Tout commence en novembre 2024, lorsque le groupe Auchan annonce la mise en place d’un plan de sauvegarde de l’emploi, les salariés sont sous le choc. Ce PSE est en effet assorti de la suppression de 2 389 postes.
Au départ, c’est le branle-bas de combat chez les organisations syndicales. La crainte du chômage conduit à une opposition totale. La CFDT s’y attaque fortement. Pourtant, quelques mois plus tard, en mars 2025, elle signe avec deux autres syndicats : la CFE-CGC et la CFTC. Elle prétend notamment que les salariés n’étaient pas prêts pour une mobilisation suffisante. Gilles Martin, délégué national de la CFDT d’Auchan France, explique qu’il faut bien faire la différence entre PSE et suppressions d’emplois.
PSE annulé mais licenciements maintenus
L’accord signé prévoit, non pas le maintien des postes, mais « l’employabilité » des salariés. En d’autres termes, ils garderaient un travail, mais dans le cadre d’une « mobilité interne ». Pour les personnes concernées, une prime de 4 500 euros a été négociée avec la direction. Pour les autres, les syndicats négocient une prime maximale de 14 000 euros et des formations.

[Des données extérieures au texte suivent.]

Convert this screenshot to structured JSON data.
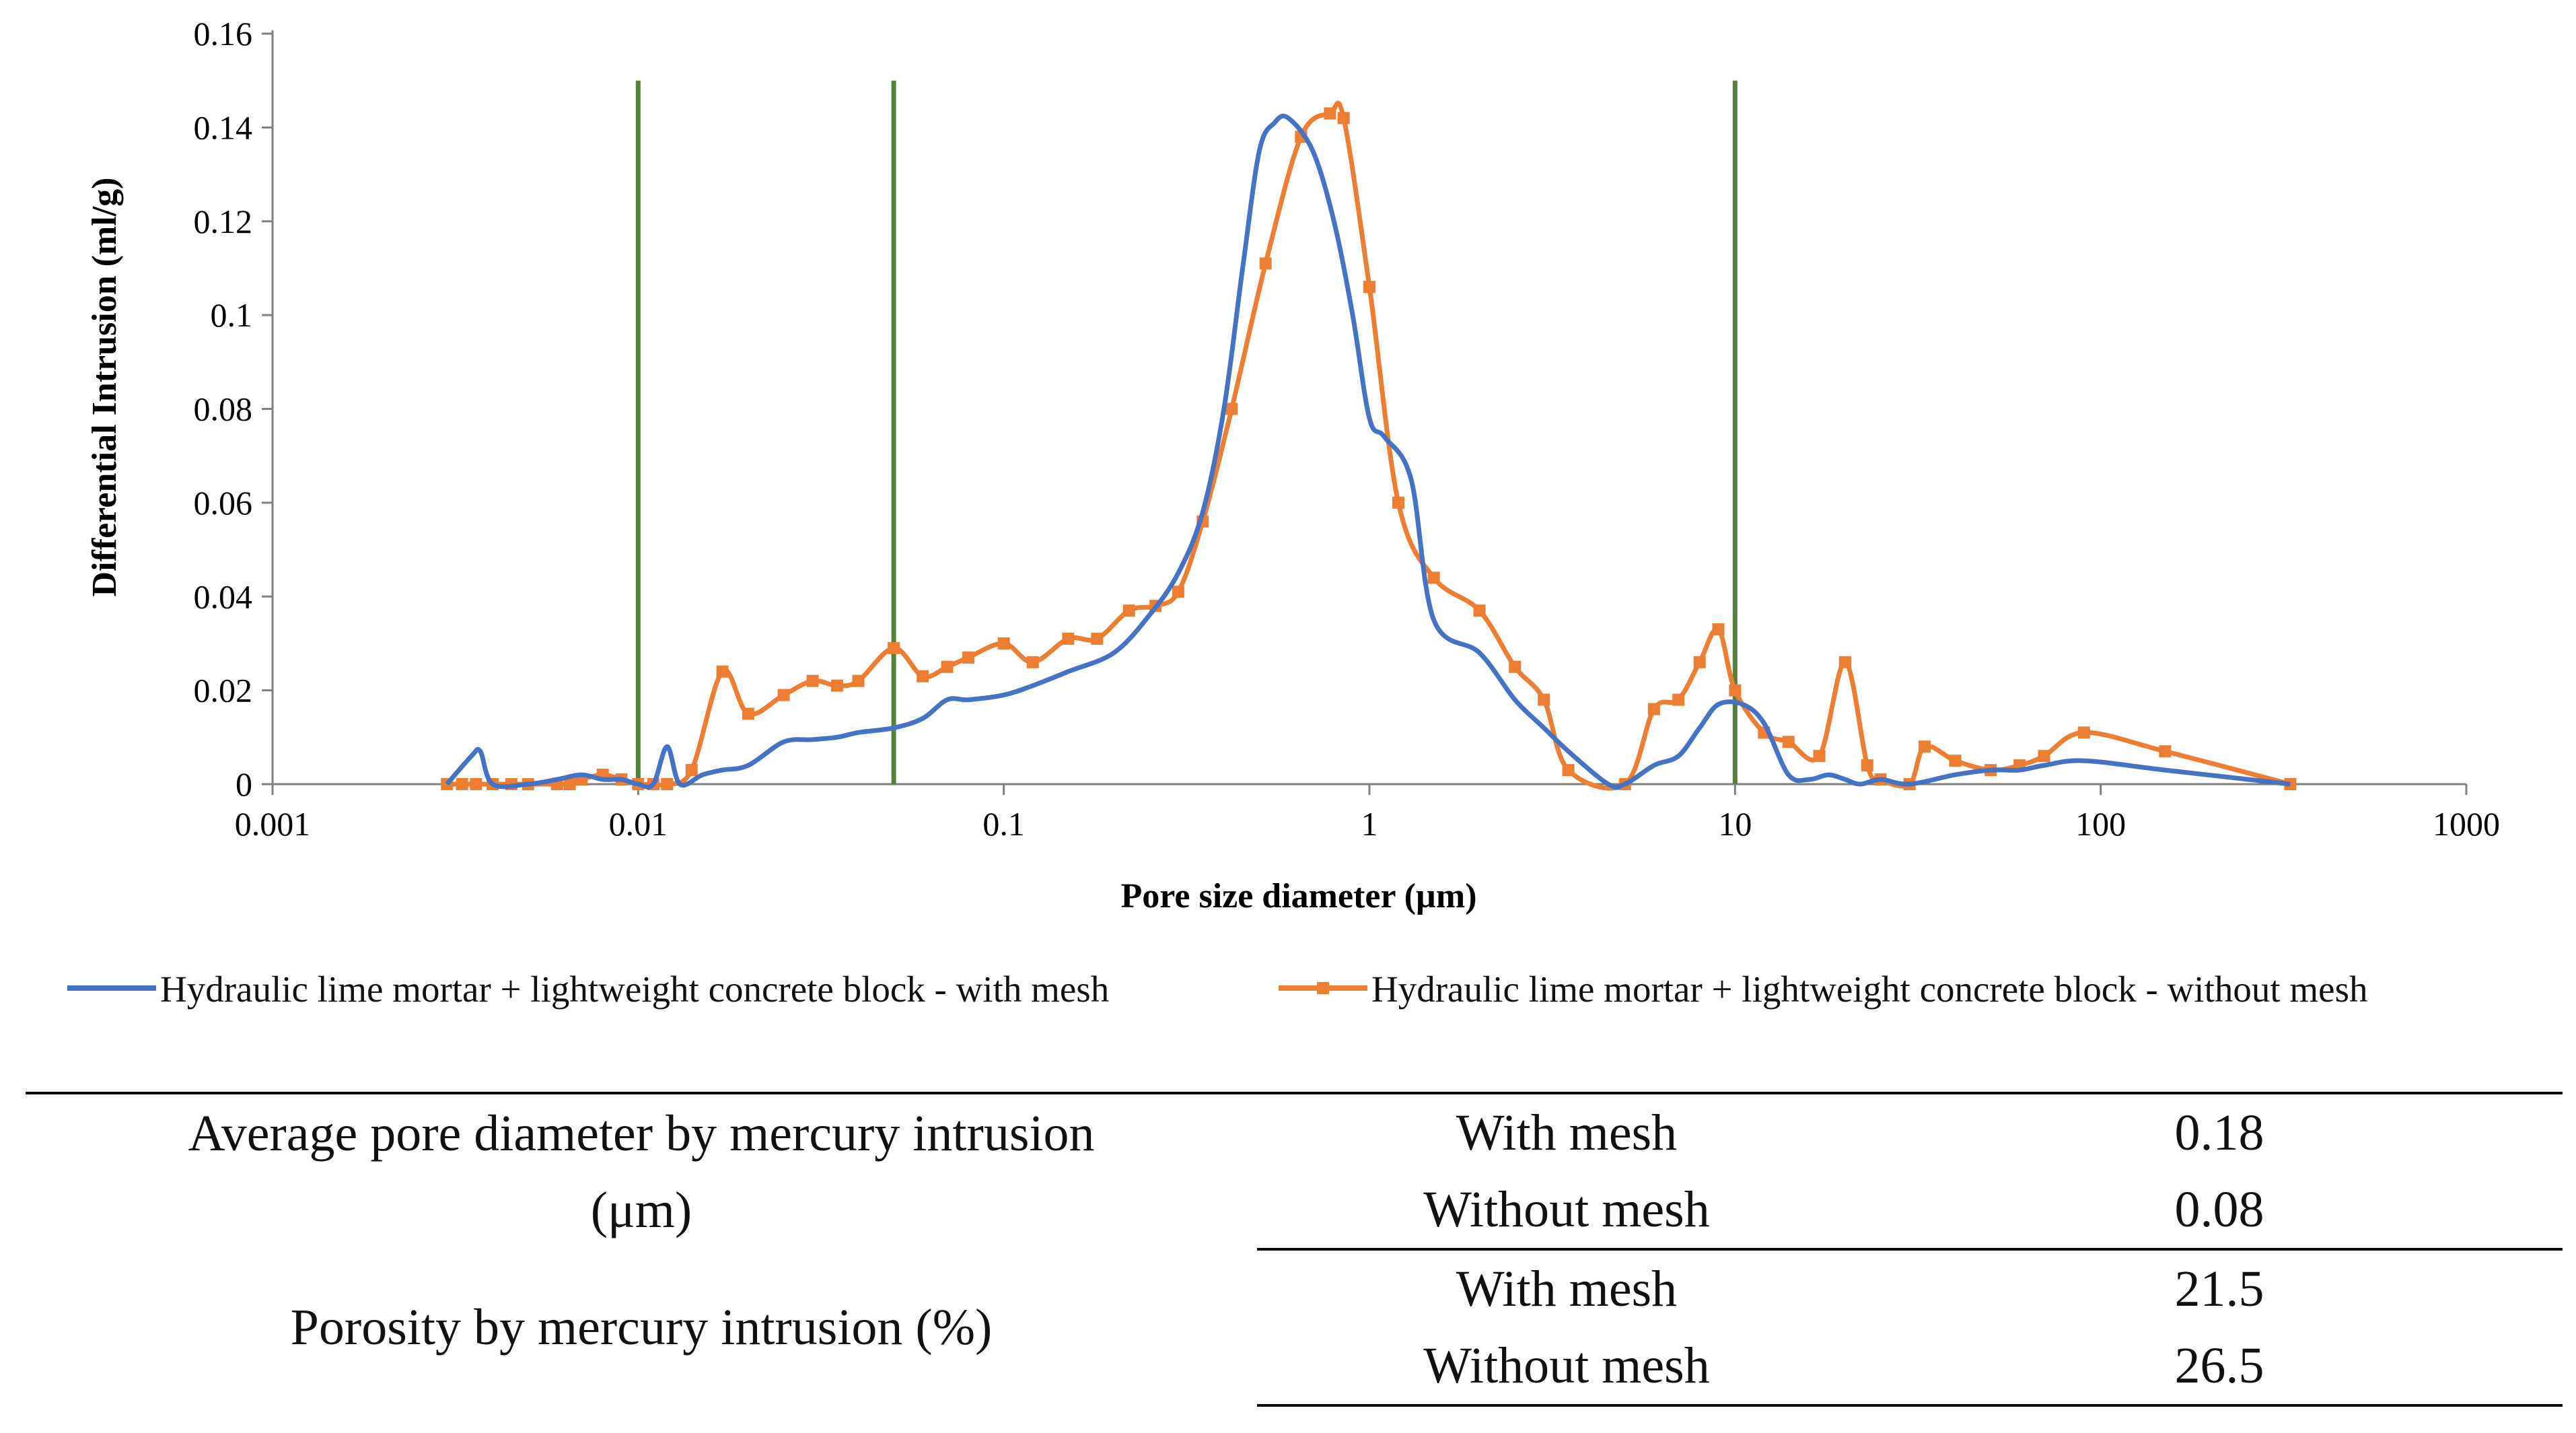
{
  "chart_data": {
    "type": "line",
    "xscale": "log",
    "xlabel": "Pore size diameter (µm)",
    "ylabel": "Differential Intrusion  (ml/g)",
    "xlim": [
      0.001,
      1000
    ],
    "ylim": [
      0,
      0.16
    ],
    "x_ticks": [
      0.001,
      0.01,
      0.1,
      1,
      10,
      100,
      1000
    ],
    "x_tick_labels": [
      "0.001",
      "0.01",
      "0.1",
      "1",
      "10",
      "100",
      "1000"
    ],
    "y_ticks": [
      0,
      0.02,
      0.04,
      0.06,
      0.08,
      0.1,
      0.12,
      0.14,
      0.16
    ],
    "y_tick_labels": [
      "0",
      "0.02",
      "0.04",
      "0.06",
      "0.08",
      "0.1",
      "0.12",
      "0.14",
      "0.16"
    ],
    "vertical_lines": [
      0.01,
      0.05,
      10
    ],
    "vertical_line_top": 0.15,
    "legend_position": "bottom",
    "series": [
      {
        "name": "Hydraulic lime mortar + lightweight concrete block - with mesh",
        "color": "#4472C4",
        "markers": false,
        "points": [
          [
            0.003,
            0
          ],
          [
            0.0035,
            0.006
          ],
          [
            0.0037,
            0.007
          ],
          [
            0.004,
            0
          ],
          [
            0.005,
            0
          ],
          [
            0.006,
            0.001
          ],
          [
            0.007,
            0.002
          ],
          [
            0.008,
            0.001
          ],
          [
            0.009,
            0.001
          ],
          [
            0.01,
            0
          ],
          [
            0.011,
            0
          ],
          [
            0.012,
            0.008
          ],
          [
            0.013,
            0
          ],
          [
            0.015,
            0.002
          ],
          [
            0.017,
            0.003
          ],
          [
            0.02,
            0.004
          ],
          [
            0.025,
            0.009
          ],
          [
            0.03,
            0.0095
          ],
          [
            0.035,
            0.01
          ],
          [
            0.04,
            0.011
          ],
          [
            0.05,
            0.012
          ],
          [
            0.06,
            0.014
          ],
          [
            0.07,
            0.018
          ],
          [
            0.08,
            0.018
          ],
          [
            0.1,
            0.019
          ],
          [
            0.12,
            0.021
          ],
          [
            0.15,
            0.024
          ],
          [
            0.2,
            0.028
          ],
          [
            0.25,
            0.036
          ],
          [
            0.3,
            0.045
          ],
          [
            0.35,
            0.058
          ],
          [
            0.4,
            0.08
          ],
          [
            0.45,
            0.11
          ],
          [
            0.5,
            0.135
          ],
          [
            0.55,
            0.141
          ],
          [
            0.6,
            0.142
          ],
          [
            0.7,
            0.135
          ],
          [
            0.8,
            0.12
          ],
          [
            0.9,
            0.1
          ],
          [
            1.0,
            0.078
          ],
          [
            1.1,
            0.074
          ],
          [
            1.3,
            0.065
          ],
          [
            1.5,
            0.035
          ],
          [
            2.0,
            0.028
          ],
          [
            2.5,
            0.018
          ],
          [
            3.0,
            0.012
          ],
          [
            3.5,
            0.007
          ],
          [
            4.5,
            0
          ],
          [
            5.0,
            0
          ],
          [
            6.0,
            0.004
          ],
          [
            7.0,
            0.006
          ],
          [
            8.0,
            0.012
          ],
          [
            9.0,
            0.017
          ],
          [
            10.5,
            0.017
          ],
          [
            12.0,
            0.013
          ],
          [
            14.0,
            0.002
          ],
          [
            16.0,
            0.001
          ],
          [
            18.0,
            0.002
          ],
          [
            20.0,
            0.001
          ],
          [
            22.0,
            0
          ],
          [
            25.0,
            0.001
          ],
          [
            30.0,
            0
          ],
          [
            40.0,
            0.002
          ],
          [
            50.0,
            0.003
          ],
          [
            60.0,
            0.003
          ],
          [
            70.0,
            0.004
          ],
          [
            90.0,
            0.005
          ],
          [
            150.0,
            0.003
          ],
          [
            330.0,
            0
          ]
        ]
      },
      {
        "name": "Hydraulic lime mortar + lightweight concrete block - without mesh",
        "color": "#ED7D31",
        "markers": true,
        "points": [
          [
            0.003,
            0
          ],
          [
            0.0033,
            0
          ],
          [
            0.0036,
            0
          ],
          [
            0.004,
            0
          ],
          [
            0.0045,
            0
          ],
          [
            0.005,
            0
          ],
          [
            0.006,
            0
          ],
          [
            0.0065,
            0
          ],
          [
            0.007,
            0.001
          ],
          [
            0.008,
            0.002
          ],
          [
            0.009,
            0.001
          ],
          [
            0.01,
            0
          ],
          [
            0.011,
            0
          ],
          [
            0.012,
            0
          ],
          [
            0.014,
            0.003
          ],
          [
            0.017,
            0.024
          ],
          [
            0.02,
            0.015
          ],
          [
            0.025,
            0.019
          ],
          [
            0.03,
            0.022
          ],
          [
            0.035,
            0.021
          ],
          [
            0.04,
            0.022
          ],
          [
            0.05,
            0.029
          ],
          [
            0.06,
            0.023
          ],
          [
            0.07,
            0.025
          ],
          [
            0.08,
            0.027
          ],
          [
            0.1,
            0.03
          ],
          [
            0.12,
            0.026
          ],
          [
            0.15,
            0.031
          ],
          [
            0.18,
            0.031
          ],
          [
            0.22,
            0.037
          ],
          [
            0.26,
            0.038
          ],
          [
            0.3,
            0.041
          ],
          [
            0.35,
            0.056
          ],
          [
            0.42,
            0.08
          ],
          [
            0.52,
            0.111
          ],
          [
            0.65,
            0.138
          ],
          [
            0.78,
            0.143
          ],
          [
            0.85,
            0.142
          ],
          [
            1.0,
            0.106
          ],
          [
            1.2,
            0.06
          ],
          [
            1.5,
            0.044
          ],
          [
            2.0,
            0.037
          ],
          [
            2.5,
            0.025
          ],
          [
            3.0,
            0.018
          ],
          [
            3.5,
            0.003
          ],
          [
            5.0,
            0
          ],
          [
            6.0,
            0.016
          ],
          [
            7.0,
            0.018
          ],
          [
            8.0,
            0.026
          ],
          [
            9.0,
            0.033
          ],
          [
            10.0,
            0.02
          ],
          [
            12.0,
            0.011
          ],
          [
            14.0,
            0.009
          ],
          [
            17.0,
            0.006
          ],
          [
            20.0,
            0.026
          ],
          [
            23.0,
            0.004
          ],
          [
            25.0,
            0.001
          ],
          [
            30.0,
            0
          ],
          [
            33.0,
            0.008
          ],
          [
            40.0,
            0.005
          ],
          [
            50.0,
            0.003
          ],
          [
            60.0,
            0.004
          ],
          [
            70.0,
            0.006
          ],
          [
            90.0,
            0.011
          ],
          [
            150.0,
            0.007
          ],
          [
            330.0,
            0
          ]
        ]
      }
    ]
  },
  "table": {
    "rows": [
      {
        "label_line1": "Average pore diameter by mercury intrusion",
        "label_line2": "(μm)",
        "entries": [
          {
            "condition": "With mesh",
            "value": "0.18"
          },
          {
            "condition": "Without mesh",
            "value": "0.08"
          }
        ]
      },
      {
        "label": "Porosity by mercury intrusion (%)",
        "entries": [
          {
            "condition": "With mesh",
            "value": "21.5"
          },
          {
            "condition": "Without mesh",
            "value": "26.5"
          }
        ]
      }
    ]
  },
  "colors": {
    "vertical_line": "#548235",
    "axis": "#7F7F7F"
  }
}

En somme, tout le monde ne sera pas soumis à la même enseigne en fonction du magasin et de l’entité juridique où sont employés les salariés. En avril 2025, tout semble plié avec l’accord donné par la Direction régionale de l’emploi.
Pour autant, tout n’est pas joué. Le syndicat FO, qui n’a pas signé, refuse le tout. Une bataille juridique s’engage et le 23 septembre dernier, le tribunal administratif de Lille estime qu’Auchan n’a pas fourni toutes les informations nécessaires. Il annule le plan pour « vice de procédure ».
Les patrons d’Auchan n’entendent pas en rester là et font appel.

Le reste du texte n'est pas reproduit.